South African Judge Thokozile Masipa acquitted Pistorius of murder, but found he acted "negligently" in killing the blonde law graduate and fashion model by firing at her through a bathroom door, claiming he mistook her for an intruder.
The 27-year-old athlete -- whose journey from disabled infant to Olympic sprinter inspired the world -- will hear his punishment when sentencing begins on October 13.
His trial had heard that in the early hours of Valentine's Day last year Pistorius fired four hollow point pistol rounds into a locked toilet door, hitting Steenkamp and causing her head to "explode" and "amputating" her arm.
Masipa, dismissing swathes of prosecution evidence as inconclusive or irrelevant, ruled that on the charge of murder "the accused is found not guilty and is discharged. Instead he is found guilty of culpable homicide."
Pistorius stared straight ahead as the conviction was read, showing little emotion.
But from the courtroom gallery there were sniffles and shallow breaths as friends and family of 29-year-old Steenkamp wept.
Steenkamp's father Barry looked at Pistorius and ran his hand over his head while her mother June pursed her lips and shook her head.

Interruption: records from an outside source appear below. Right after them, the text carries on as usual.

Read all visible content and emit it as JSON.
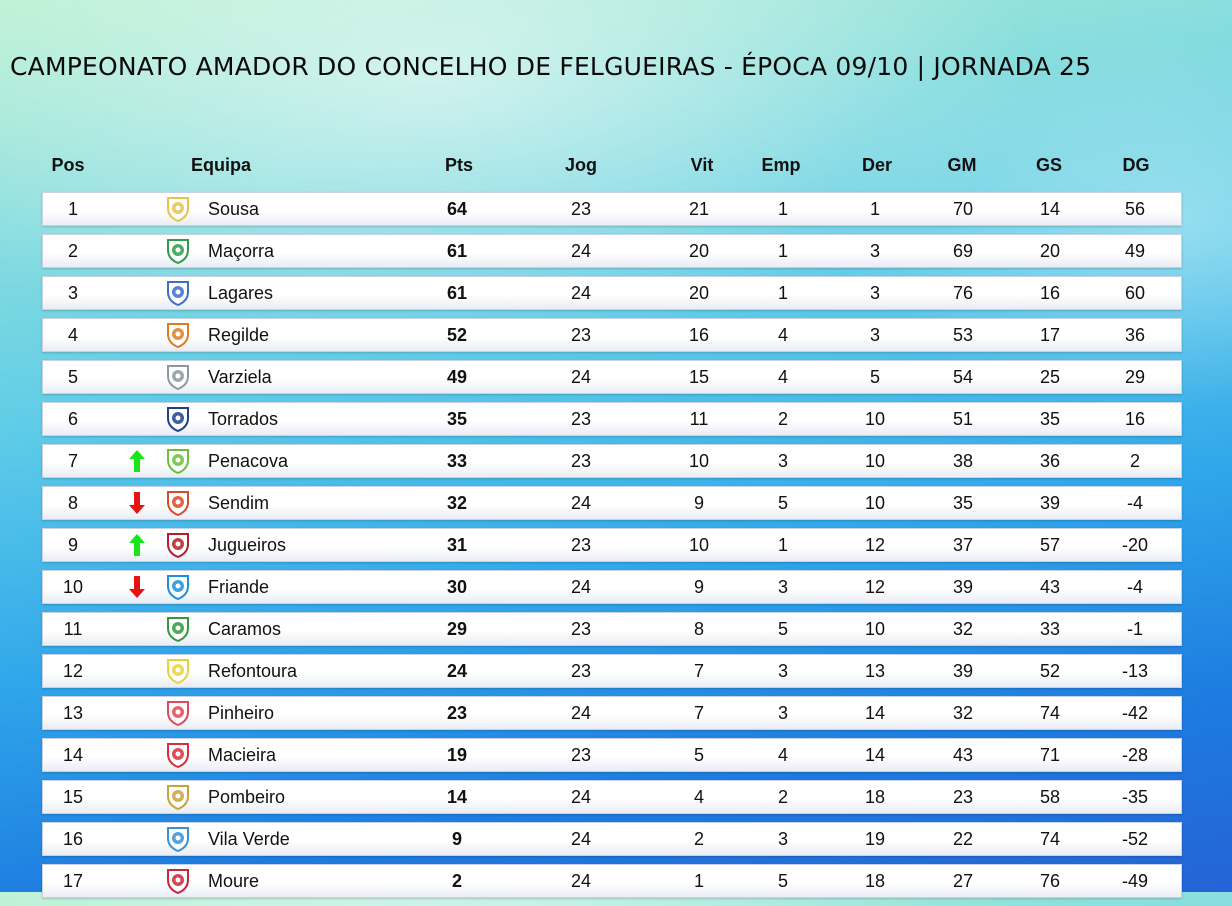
{
  "title": "CAMPEONATO AMADOR DO CONCELHO DE FELGUEIRAS - ÉPOCA 09/10 | JORNADA 25",
  "columns": [
    "Pos",
    "Equipa",
    "Pts",
    "Jog",
    "Vit",
    "Emp",
    "Der",
    "GM",
    "GS",
    "DG"
  ],
  "colors": {
    "up": "#19e619",
    "down": "#e81212"
  },
  "rows": [
    {
      "pos": "1",
      "team": "Sousa",
      "pts": "64",
      "jog": "23",
      "vit": "21",
      "emp": "1",
      "der": "1",
      "gm": "70",
      "gs": "14",
      "dg": "56",
      "trend": "",
      "badge": "sousa-badge-icon",
      "badge_color": "#e8c24a"
    },
    {
      "pos": "2",
      "team": "Maçorra",
      "pts": "61",
      "jog": "24",
      "vit": "20",
      "emp": "1",
      "der": "3",
      "gm": "69",
      "gs": "20",
      "dg": "49",
      "trend": "",
      "badge": "macorra-badge-icon",
      "badge_color": "#2e9e4a"
    },
    {
      "pos": "3",
      "team": "Lagares",
      "pts": "61",
      "jog": "24",
      "vit": "20",
      "emp": "1",
      "der": "3",
      "gm": "76",
      "gs": "16",
      "dg": "60",
      "trend": "",
      "badge": "lagares-badge-icon",
      "badge_color": "#3a6fd0"
    },
    {
      "pos": "4",
      "team": "Regilde",
      "pts": "52",
      "jog": "23",
      "vit": "16",
      "emp": "4",
      "der": "3",
      "gm": "53",
      "gs": "17",
      "dg": "36",
      "trend": "",
      "badge": "regilde-badge-icon",
      "badge_color": "#e07b22"
    },
    {
      "pos": "5",
      "team": "Varziela",
      "pts": "49",
      "jog": "24",
      "vit": "15",
      "emp": "4",
      "der": "5",
      "gm": "54",
      "gs": "25",
      "dg": "29",
      "trend": "",
      "badge": "varziela-badge-icon",
      "badge_color": "#8c9aa0"
    },
    {
      "pos": "6",
      "team": "Torrados",
      "pts": "35",
      "jog": "23",
      "vit": "11",
      "emp": "2",
      "der": "10",
      "gm": "51",
      "gs": "35",
      "dg": "16",
      "trend": "",
      "badge": "torrados-badge-icon",
      "badge_color": "#1f3f8f"
    },
    {
      "pos": "7",
      "team": "Penacova",
      "pts": "33",
      "jog": "23",
      "vit": "10",
      "emp": "3",
      "der": "10",
      "gm": "38",
      "gs": "36",
      "dg": "2",
      "trend": "up",
      "badge": "penacova-badge-icon",
      "badge_color": "#6bbf3a"
    },
    {
      "pos": "8",
      "team": "Sendim",
      "pts": "32",
      "jog": "24",
      "vit": "9",
      "emp": "5",
      "der": "10",
      "gm": "35",
      "gs": "39",
      "dg": "-4",
      "trend": "down",
      "badge": "sendim-badge-icon",
      "badge_color": "#d84a2a"
    },
    {
      "pos": "9",
      "team": "Jugueiros",
      "pts": "31",
      "jog": "23",
      "vit": "10",
      "emp": "1",
      "der": "12",
      "gm": "37",
      "gs": "57",
      "dg": "-20",
      "trend": "up",
      "badge": "jugueiros-badge-icon",
      "badge_color": "#b3202a"
    },
    {
      "pos": "10",
      "team": "Friande",
      "pts": "30",
      "jog": "24",
      "vit": "9",
      "emp": "3",
      "der": "12",
      "gm": "39",
      "gs": "43",
      "dg": "-4",
      "trend": "down",
      "badge": "friande-badge-icon",
      "badge_color": "#1e8fd8"
    },
    {
      "pos": "11",
      "team": "Caramos",
      "pts": "29",
      "jog": "23",
      "vit": "8",
      "emp": "5",
      "der": "10",
      "gm": "32",
      "gs": "33",
      "dg": "-1",
      "trend": "",
      "badge": "caramos-badge-icon",
      "badge_color": "#2f9a3e"
    },
    {
      "pos": "12",
      "team": "Refontoura",
      "pts": "24",
      "jog": "23",
      "vit": "7",
      "emp": "3",
      "der": "13",
      "gm": "39",
      "gs": "52",
      "dg": "-13",
      "trend": "",
      "badge": "refontoura-badge-icon",
      "badge_color": "#e8d23a"
    },
    {
      "pos": "13",
      "team": "Pinheiro",
      "pts": "23",
      "jog": "24",
      "vit": "7",
      "emp": "3",
      "der": "14",
      "gm": "32",
      "gs": "74",
      "dg": "-42",
      "trend": "",
      "badge": "pinheiro-badge-icon",
      "badge_color": "#e04a5a"
    },
    {
      "pos": "14",
      "team": "Macieira",
      "pts": "19",
      "jog": "23",
      "vit": "5",
      "emp": "4",
      "der": "14",
      "gm": "43",
      "gs": "71",
      "dg": "-28",
      "trend": "",
      "badge": "macieira-badge-icon",
      "badge_color": "#d8303a"
    },
    {
      "pos": "15",
      "team": "Pombeiro",
      "pts": "14",
      "jog": "24",
      "vit": "4",
      "emp": "2",
      "der": "18",
      "gm": "23",
      "gs": "58",
      "dg": "-35",
      "trend": "",
      "badge": "pombeiro-badge-icon",
      "badge_color": "#c9a23a"
    },
    {
      "pos": "16",
      "team": "Vila Verde",
      "pts": "9",
      "jog": "24",
      "vit": "2",
      "emp": "3",
      "der": "19",
      "gm": "22",
      "gs": "74",
      "dg": "-52",
      "trend": "",
      "badge": "vila-verde-badge-icon",
      "badge_color": "#3a8fd8"
    },
    {
      "pos": "17",
      "team": "Moure",
      "pts": "2",
      "jog": "24",
      "vit": "1",
      "emp": "5",
      "der": "18",
      "gm": "27",
      "gs": "76",
      "dg": "-49",
      "trend": "",
      "badge": "moure-badge-icon",
      "badge_color": "#c8283a"
    }
  ]
}
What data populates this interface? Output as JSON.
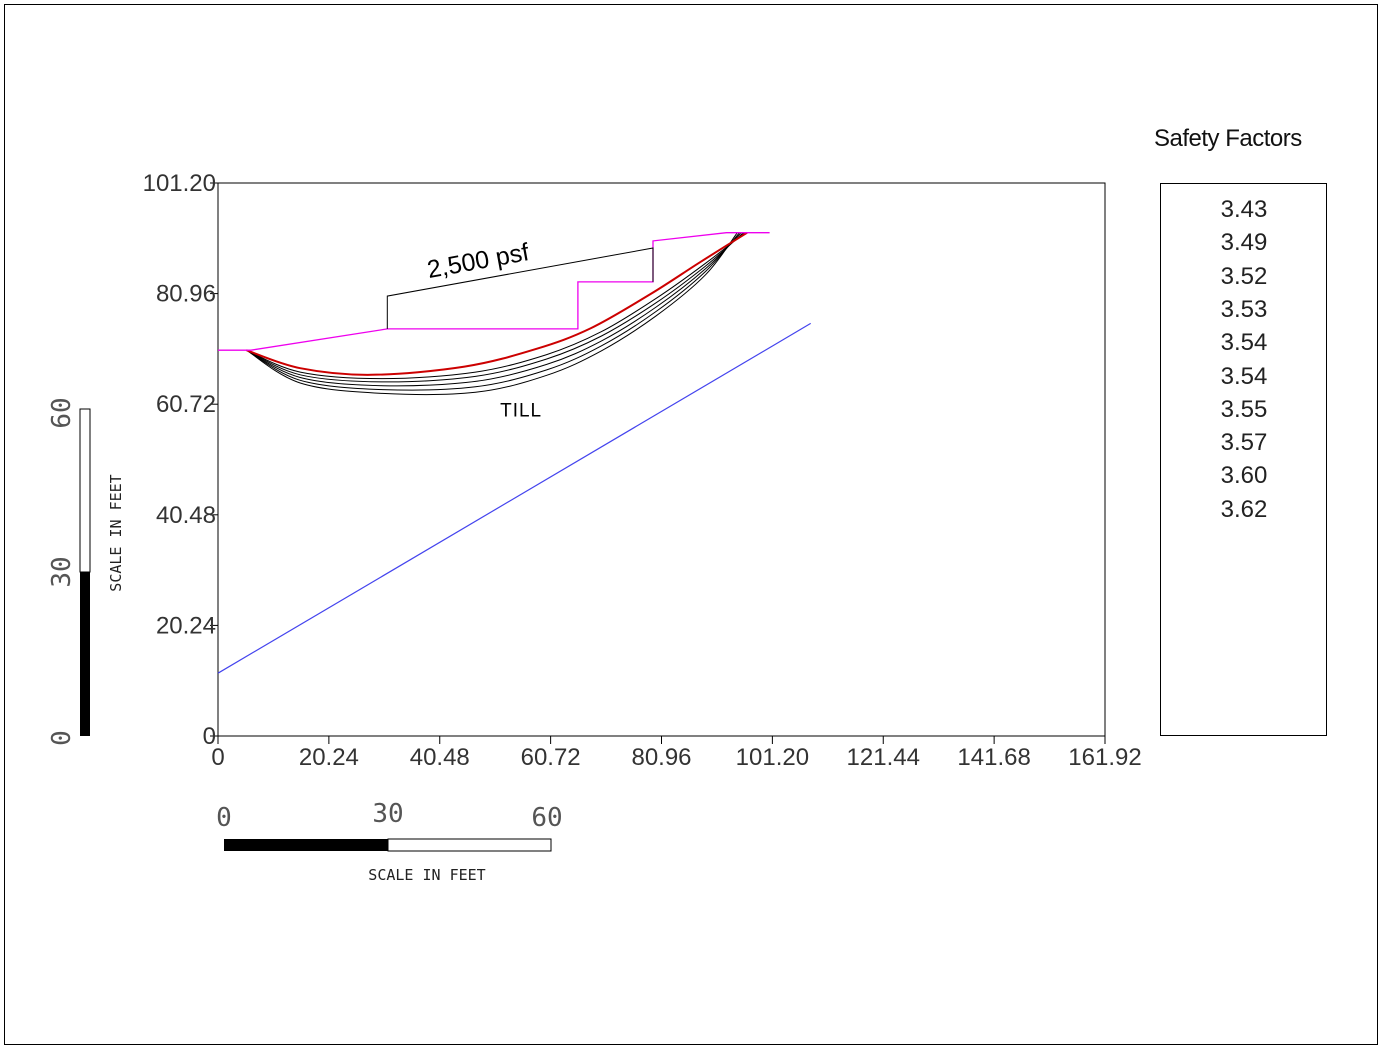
{
  "chart_data": {
    "type": "line",
    "x_ticks": [
      "0",
      "20.24",
      "40.48",
      "60.72",
      "80.96",
      "101.20",
      "121.44",
      "141.68",
      "161.92"
    ],
    "y_ticks": [
      "0",
      "20.24",
      "40.48",
      "60.72",
      "80.96",
      "101.20"
    ],
    "xlim": [
      0,
      161.92
    ],
    "ylim": [
      0,
      101.2
    ],
    "grid": false,
    "annotations": [
      "2,500 psf",
      "TILL"
    ],
    "ground_surface": [
      [
        0,
        70.6
      ],
      [
        6,
        70.6
      ],
      [
        30.9,
        74.5
      ],
      [
        65.7,
        74.5
      ],
      [
        65.7,
        83.1
      ],
      [
        79.4,
        83.1
      ],
      [
        79.4,
        90.6
      ],
      [
        92.8,
        92.1
      ],
      [
        100.7,
        92.1
      ]
    ],
    "surcharge_load": [
      [
        30.9,
        74.5
      ],
      [
        30.9,
        80.5
      ],
      [
        79.4,
        89.3
      ],
      [
        79.4,
        83.1
      ]
    ],
    "water_table": [
      [
        0,
        11.5
      ],
      [
        108.2,
        75.5
      ]
    ],
    "critical_surface": [
      [
        5.2,
        70.6
      ],
      [
        15,
        67.3
      ],
      [
        28,
        66.1
      ],
      [
        45,
        67.6
      ],
      [
        58,
        70.8
      ],
      [
        68,
        74.6
      ],
      [
        79,
        80.9
      ],
      [
        88,
        86.7
      ],
      [
        96.6,
        92.1
      ]
    ],
    "trial_surfaces": [
      [
        [
          5.2,
          70.6
        ],
        [
          15,
          66.6
        ],
        [
          30,
          65.4
        ],
        [
          47,
          66.6
        ],
        [
          60,
          69.8
        ],
        [
          70,
          74.0
        ],
        [
          80,
          80.1
        ],
        [
          89,
          86.5
        ],
        [
          96.2,
          92.1
        ]
      ],
      [
        [
          5.2,
          70.6
        ],
        [
          15,
          66.1
        ],
        [
          30,
          64.8
        ],
        [
          47,
          65.8
        ],
        [
          60,
          69.0
        ],
        [
          70,
          73.2
        ],
        [
          80,
          79.3
        ],
        [
          89,
          86.0
        ],
        [
          95.9,
          92.1
        ]
      ],
      [
        [
          5.2,
          70.6
        ],
        [
          15,
          65.6
        ],
        [
          30,
          64.1
        ],
        [
          47,
          64.9
        ],
        [
          60,
          68.0
        ],
        [
          70,
          72.3
        ],
        [
          80,
          78.5
        ],
        [
          89,
          85.5
        ],
        [
          95.5,
          92.1
        ]
      ],
      [
        [
          5.2,
          70.6
        ],
        [
          15,
          65.1
        ],
        [
          30,
          63.4
        ],
        [
          47,
          63.9
        ],
        [
          60,
          67.0
        ],
        [
          70,
          71.4
        ],
        [
          80,
          77.7
        ],
        [
          89,
          85.0
        ],
        [
          95.2,
          92.1
        ]
      ],
      [
        [
          5.2,
          70.6
        ],
        [
          15,
          64.6
        ],
        [
          30,
          62.7
        ],
        [
          47,
          62.9
        ],
        [
          60,
          66.0
        ],
        [
          70,
          70.5
        ],
        [
          80,
          76.9
        ],
        [
          89,
          84.4
        ],
        [
          94.8,
          92.1
        ]
      ]
    ]
  },
  "scale_bars": {
    "horizontal": {
      "ticks": [
        "0",
        "30",
        "60"
      ],
      "label": "SCALE IN FEET"
    },
    "vertical": {
      "ticks": [
        "0",
        "30",
        "60"
      ],
      "label": "SCALE IN FEET"
    }
  },
  "safety_factors": {
    "title": "Safety Factors",
    "values": [
      "3.43",
      "3.49",
      "3.52",
      "3.53",
      "3.54",
      "3.54",
      "3.55",
      "3.57",
      "3.60",
      "3.62"
    ]
  },
  "colors": {
    "ground": "#ee00ee",
    "water_table": "#4444ee",
    "critical": "#cc0000",
    "trial": "#000000"
  }
}
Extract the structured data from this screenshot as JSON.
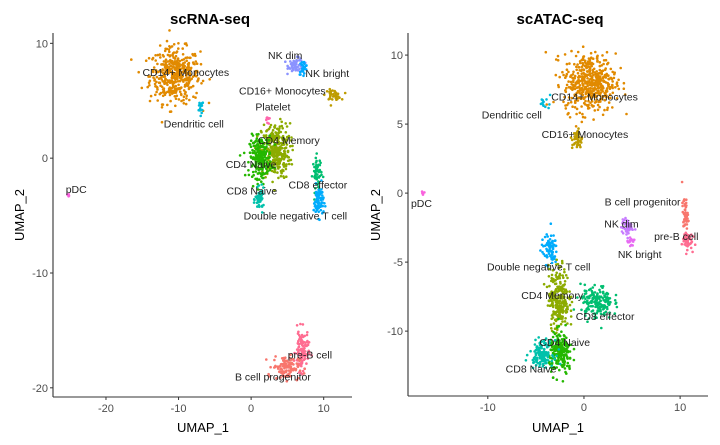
{
  "chart_data": [
    {
      "type": "scatter",
      "title": "scRNA-seq",
      "xlabel": "UMAP_1",
      "ylabel": "UMAP_2",
      "xlim": [
        -27.3,
        13.9
      ],
      "ylim": [
        -20.8,
        10.9
      ],
      "xticks": [
        -20,
        -10,
        0,
        10
      ],
      "yticks": [
        10,
        0,
        -10,
        -20
      ],
      "grid": false,
      "clusters": [
        {
          "name": "CD14+ Monocytes",
          "color": "#E18A00",
          "center": [
            -10.5,
            7.2
          ],
          "spread": [
            2.3,
            1.6
          ],
          "n": 420,
          "label_pos": [
            -9,
            7.5
          ]
        },
        {
          "name": "Dendritic cell",
          "color": "#00BBDA",
          "center": [
            -7,
            4.3
          ],
          "spread": [
            0.3,
            0.5
          ],
          "n": 15,
          "label_pos": [
            -7.9,
            3
          ]
        },
        {
          "name": "NK dim",
          "color": "#8B93FF",
          "center": [
            6.2,
            8.1
          ],
          "spread": [
            0.7,
            0.4
          ],
          "n": 60,
          "label_pos": [
            4.7,
            9
          ]
        },
        {
          "name": "NK bright",
          "color": "#00A9FF",
          "center": [
            7.2,
            7.9
          ],
          "spread": [
            0.4,
            0.4
          ],
          "n": 25,
          "label_pos": [
            10.5,
            7.4
          ]
        },
        {
          "name": "CD16+ Monocytes",
          "color": "#BE9C00",
          "center": [
            11.3,
            5.5
          ],
          "spread": [
            0.7,
            0.3
          ],
          "n": 40,
          "label_pos": [
            4.3,
            5.9
          ]
        },
        {
          "name": "Platelet",
          "color": "#FF65AC",
          "center": [
            2.2,
            3.3
          ],
          "spread": [
            0.2,
            0.5
          ],
          "n": 10,
          "label_pos": [
            3.0,
            4.5
          ]
        },
        {
          "name": "CD4 Memory",
          "color": "#8CAB00",
          "center": [
            3.4,
            0.6
          ],
          "spread": [
            1.3,
            1.6
          ],
          "n": 320,
          "label_pos": [
            5.2,
            1.6
          ]
        },
        {
          "name": "CD4 Naive",
          "color": "#24B700",
          "center": [
            1.3,
            0.1
          ],
          "spread": [
            1.0,
            1.2
          ],
          "n": 220,
          "label_pos": [
            0,
            -0.5
          ]
        },
        {
          "name": "CD8 effector",
          "color": "#00BE70",
          "center": [
            9.1,
            -1.4
          ],
          "spread": [
            0.4,
            1.0
          ],
          "n": 60,
          "label_pos": [
            9.2,
            -2.3
          ]
        },
        {
          "name": "Double negative T cell",
          "color": "#00ACFC",
          "center": [
            9.3,
            -3.7
          ],
          "spread": [
            0.45,
            0.9
          ],
          "n": 80,
          "label_pos": [
            6.1,
            -5
          ]
        },
        {
          "name": "CD8 Naive",
          "color": "#00C1AB",
          "center": [
            1.2,
            -3.6
          ],
          "spread": [
            0.4,
            0.6
          ],
          "n": 50,
          "label_pos": [
            0.1,
            -2.8
          ]
        },
        {
          "name": "pDC",
          "color": "#F962DD",
          "center": [
            -25.2,
            -3.3
          ],
          "spread": [
            0.2,
            0.2
          ],
          "n": 6,
          "label_pos": [
            -24.1,
            -2.7
          ]
        },
        {
          "name": "pre-B cell",
          "color": "#FF6C91",
          "center": [
            7.0,
            -16.8
          ],
          "spread": [
            0.6,
            1.2
          ],
          "n": 110,
          "label_pos": [
            8.1,
            -17.1
          ]
        },
        {
          "name": "B cell progenitor",
          "color": "#F8766D",
          "center": [
            4.8,
            -18.2
          ],
          "spread": [
            1.2,
            0.7
          ],
          "n": 110,
          "label_pos": [
            3,
            -19
          ]
        }
      ]
    },
    {
      "type": "scatter",
      "title": "scATAC-seq",
      "xlabel": "UMAP_1",
      "ylabel": "UMAP_2",
      "xlim": [
        -18.3,
        12.9
      ],
      "ylim": [
        -14.7,
        11.6
      ],
      "xticks": [
        -10,
        0,
        10
      ],
      "yticks": [
        10,
        5,
        0,
        -5,
        -10
      ],
      "grid": false,
      "clusters": [
        {
          "name": "CD14+ Monocytes",
          "color": "#E18A00",
          "center": [
            0.6,
            8.0
          ],
          "spread": [
            1.8,
            1.4
          ],
          "n": 480,
          "label_pos": [
            1.1,
            7
          ]
        },
        {
          "name": "Dendritic cell",
          "color": "#00BBDA",
          "center": [
            -4,
            6.5
          ],
          "spread": [
            0.4,
            0.3
          ],
          "n": 12,
          "label_pos": [
            -7.5,
            5.7
          ]
        },
        {
          "name": "CD16+ Monocytes",
          "color": "#BE9C00",
          "center": [
            -0.7,
            3.9
          ],
          "spread": [
            0.35,
            0.5
          ],
          "n": 45,
          "label_pos": [
            0.1,
            4.3
          ]
        },
        {
          "name": "pDC",
          "color": "#F962DD",
          "center": [
            -16.8,
            0.1
          ],
          "spread": [
            0.15,
            0.15
          ],
          "n": 5,
          "label_pos": [
            -16.9,
            -0.7
          ]
        },
        {
          "name": "B cell progenitor",
          "color": "#F8766D",
          "center": [
            10.5,
            -1.6
          ],
          "spread": [
            0.2,
            0.9
          ],
          "n": 45,
          "label_pos": [
            6.1,
            -0.6
          ]
        },
        {
          "name": "NK dim",
          "color": "#C77CFF",
          "center": [
            4.5,
            -2.5
          ],
          "spread": [
            0.4,
            0.4
          ],
          "n": 50,
          "label_pos": [
            3.9,
            -2.2
          ]
        },
        {
          "name": "NK bright",
          "color": "#E76BF3",
          "center": [
            4.9,
            -3.5
          ],
          "spread": [
            0.25,
            0.35
          ],
          "n": 15,
          "label_pos": [
            5.8,
            -4.4
          ]
        },
        {
          "name": "pre-B cell",
          "color": "#FF6C91",
          "center": [
            10.7,
            -3.4
          ],
          "spread": [
            0.35,
            0.45
          ],
          "n": 55,
          "label_pos": [
            9.6,
            -3.1
          ]
        },
        {
          "name": "Double negative T cell",
          "color": "#00ACFC",
          "center": [
            -3.6,
            -4.1
          ],
          "spread": [
            0.55,
            0.7
          ],
          "n": 80,
          "label_pos": [
            -4.7,
            -5.3
          ]
        },
        {
          "name": "CD4 Memory",
          "color": "#8CAB00",
          "center": [
            -2.6,
            -7.6
          ],
          "spread": [
            0.7,
            1.5
          ],
          "n": 260,
          "label_pos": [
            -3.3,
            -7.4
          ]
        },
        {
          "name": "CD8 effector",
          "color": "#00BE70",
          "center": [
            1.3,
            -7.9
          ],
          "spread": [
            1.1,
            0.8
          ],
          "n": 170,
          "label_pos": [
            2.2,
            -8.9
          ]
        },
        {
          "name": "CD4 Naive",
          "color": "#24B700",
          "center": [
            -2.4,
            -11.6
          ],
          "spread": [
            0.8,
            1.0
          ],
          "n": 200,
          "label_pos": [
            -2,
            -10.8
          ]
        },
        {
          "name": "CD8 Naive",
          "color": "#00C1AB",
          "center": [
            -4.4,
            -11.6
          ],
          "spread": [
            0.8,
            0.6
          ],
          "n": 130,
          "label_pos": [
            -5.5,
            -12.7
          ]
        }
      ]
    }
  ]
}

"We were shocked. Shocked. Disappointed," at the verdict, June Steenkamp told British ITV News.
"I just don't feel that this is the right (verdict)," she said in a separate interview with America's NBC News after the final judgement was handed down in Pretoria.
The mother said her daughter had died a "horrible, painful, terrible death".
"And I can't believe that they believe that it was an accident," she said.
Pistorius was escorted by more than a dozen policemen wearing bullet proof vests out of the courtroom and into a heaving crowd outside.
Culpable homicide carries no mandatory sentence under South African law.
But Masipa -- who has a reputation for handing out stiff sentences -- could decide to fine Pistorius or put him behind bars for more than a decade.
"It all comes down to how she feels, how bad the mistake was," said Johannesburg lawyer David Dadic. "It's a very serious negligence crime."
- Shock and relief -
Speaking after the verdict, Pistorius's uncle Arnold said the damage done to the athlete's career and life as a result of the trial had been "tragic."
"We always knew the facts," the family spokesman said, "and we never had any doubt in Oscar's version of this tragic incident," thanking Masipa for her verdict.
"On behalf of the family, we would really like to show how deeply grateful we are to Judge Masipa who has found Oscar not guilty of murder."
But lawyers and crime-weary South Africans voiced surprise and even anger that Pistorius was found not guilty of murder.
The National Prosecuting Authority said it was "disappointed" with the verdict, but had not yet decided on whether to appeal.
"We respect the court's decision to convict the accused on culpable homicide, which is in fact a serious crime," said spokesperson Nathi Mncube.
Outside the court Trevor, a 52-year-old pastor from Pretoria, said the verdict showed that justice favours the rich in this country of staggering inequality.
"If he didn't have money he would be in jail," he said. "Real men don't do that."
John Magoma, a 34-year-old standing outside the North Gauteng High Court said "the judgement is wrong, now the man is off the hook."
Masipa also found Pistorius guilty on one of three other gun charges that were also levelled against him -- that of negligently handling a gun that went off in a busy Johannesburg restaurant.
He was cleared on charges of illegally possessing ammunition and firing a gun through a car sunroof.
Born without fibulas -- calf bones -- Pistorius had his legs amputated below the knee at 11 months of age and was fitted with prosthetics which allowed him to play sports.
He has taken numerous sprinting titles in the Paralympics and made history in 2012 when he became the first double-amputee to compete at both the Olympics and the Paralympics.